Major conglomerates in South Korea began recruiting staff this month, but they appear to have made noticeable changes in the way they hire new employees, according to industry watchers Tuesday.
In a survey of 646 companies in Korea, 63.7 percent of large businesses in South Korea confirmed plans to hire new employees this month, according to Incruit, a local job seeking site.
Affiliates of top conglomerates, such as Samsung, LG and SK, have also announced job openings and held a series of recruitment sessions at university campuses.
Conglomerates usually hire college graduates twice a year, in spring and fall. And recruiters are increasingly looking for new employees with creative minds and global perspectives, not necessarily young talent capable of fitting into a hierarchical corporate culture, said industry watchers.

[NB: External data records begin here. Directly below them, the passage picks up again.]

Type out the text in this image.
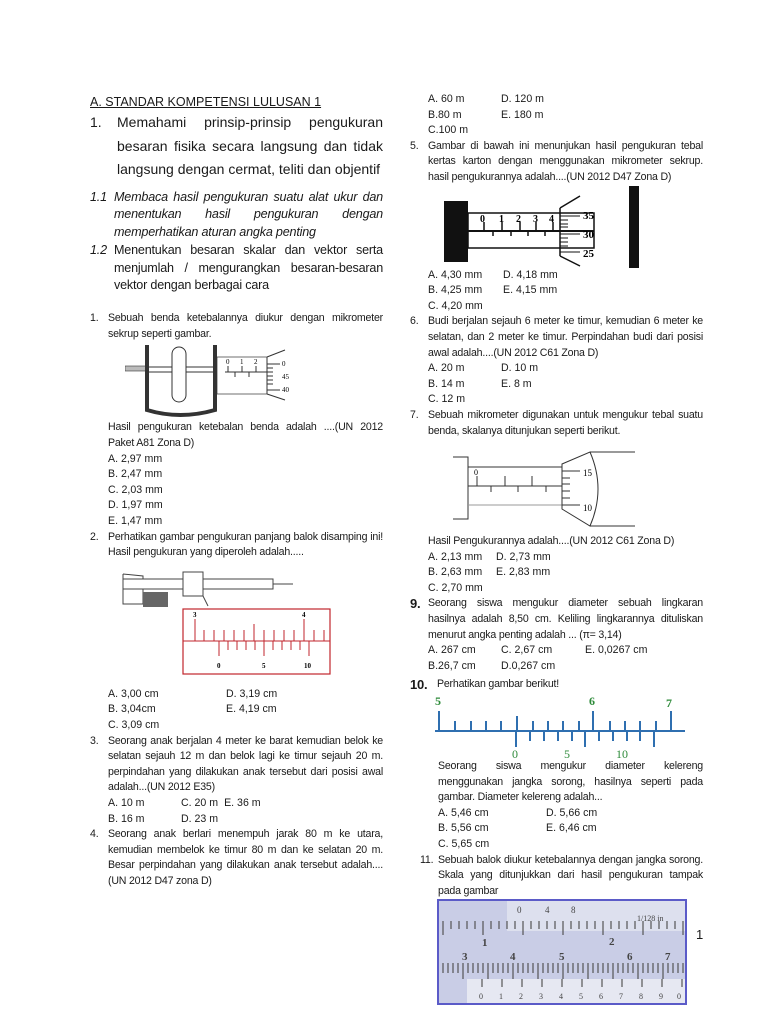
A. STANDAR KOMPETENSI LULUSAN 1
1. Memahami prinsip-prinsip pengukuran besaran fisika secara langsung dan tidak langsung dengan cermat, teliti dan objentif
1.1 Membaca hasil pengukuran suatu alat ukur dan menentukan hasil pengukuran dengan memperhatikan aturan angka penting
1.2 Menentukan besaran skalar dan vektor serta menjumlah / mengurangkan besaran-besaran vektor dengan berbagai cara
1. Sebuah benda ketebalannya diukur dengan mikrometer sekrup seperti gambar.
0 1 2	0
45
40
Hasil pengukuran ketebalan benda adalah ....(UN 2012 Paket A81 Zona D)
A. 2,97 mm
B. 2,47 mm
C. 2,03 mm
D. 1,97 mm
E. 1,47 mm
2. Perhatikan gambar pengukuran panjang balok disamping ini! Hasil pengukuran yang diperoleh adalah.....
3	4
0	5	10
A. 3,00 cm	D. 3,19 cm
B. 3,04cm	E. 4,19 cm
C. 3,09 cm
3. Seorang anak berjalan 4 meter ke barat kemudian belok ke selatan sejauh 12 m dan belok lagi ke timur sejauh 20 m. perpindahan yang dilakukan anak tersebut dari posisi awal adalah...(UN 2012 E35)
A. 10 m	C. 20 m E. 36 m
B. 16 m	D. 23 m
4. Seorang anak berlari menempuh jarak 80 m ke utara, kemudian membelok ke timur 80 m dan ke selatan 20 m. Besar perpindahan yang dilakukan anak tersebut adalah....(UN 2012 D47 zona D)
A. 60 m	D. 120 m
B.80 m	E. 180 m
C.100 m
5. Gambar di bawah ini menunjukan hasil pengukuran tebal kertas karton dengan menggunakan mikrometer sekrup. hasil pengukurannya adalah....(UN 2012 D47 Zona D)
0 1 2 3 4	35
30
25
A. 4,30 mm	D. 4,18 mm
B. 4,25 mm	E. 4,15 mm
C. 4,20 mm
6. Budi berjalan sejauh 6 meter ke timur, kemudian 6 meter ke selatan, dan 2 meter ke timur. Perpindahan budi dari posisi awal adalah....(UN 2012 C61 Zona D)
A. 20 m	D. 10 m
B. 14 m	E. 8 m
C. 12 m
7. Sebuah mikrometer digunakan untuk mengukur tebal suatu benda, skalanya ditunjukan seperti berikut.
0	15
10
Hasil Pengukurannya adalah....(UN 2012 C61 Zona D)
A. 2,13 mm	D. 2,73 mm
B. 2,63 mm	E. 2,83 mm
C. 2,70 mm
9. Seorang siswa mengukur diameter sebuah lingkaran hasilnya adalah 8,50 cm. Keliling lingkarannya dituliskan menurut angka penting adalah ... (π= 3,14)
A. 267 cm	C. 2,67 cm	E. 0,0267 cm
B.26,7 cm	D.0,267 cm
10. Perhatikan gambar berikut!
5	6	7
0	5	10
Seorang siswa mengukur diameter kelereng menggunakan jangka sorong, hasilnya seperti pada gambar. Diameter kelereng adalah...
A. 5,46 cm	D. 5,66 cm
B. 5,56 cm	E. 6,46 cm
C. 5,65 cm
11. Sebuah balok diukur ketebalannya dengan jangka sorong. Skala yang ditunjukkan dari hasil pengukuran tampak pada gambar
0	4 8
1/128 in
1	2
3	4	5	6	7
0 1 2 3 4 5 6 7 8 9 0
1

The change is most apparent in recruiting methods, such as conducting intensive interviews rather than spending time testing the personalities of applicants and reviewing their academic background.
“Companies need to think of something different and creative to better cater to the needs of customers, and in order to do that, they need fresh talent,” said a company official who declined to be named.
“If they maintain the traditional way of nurturing new employees in a military corporate culture, companies will never be able to understand what customers want. They need to seek changes to better embrace new social value.”
Hyundai Motor is one of the conglomerates undertaking significant changes in personnel management. It announced last month that it would hire new talent year round, with job vacancies open throughout the year, ditching its traditional periodical recruitment system called “gongchae.”
CJ Group, for its part, has increased its number of new employees by 10 percent from last year. The retail-to-food giant also said that 40 percent of new employees would be made up of global talent.
Meanwhile, Lotte and Posco are likely to maintain their recruitment standards, while Hanwha and GS Group appear to be strengthening the interview process, according to officials.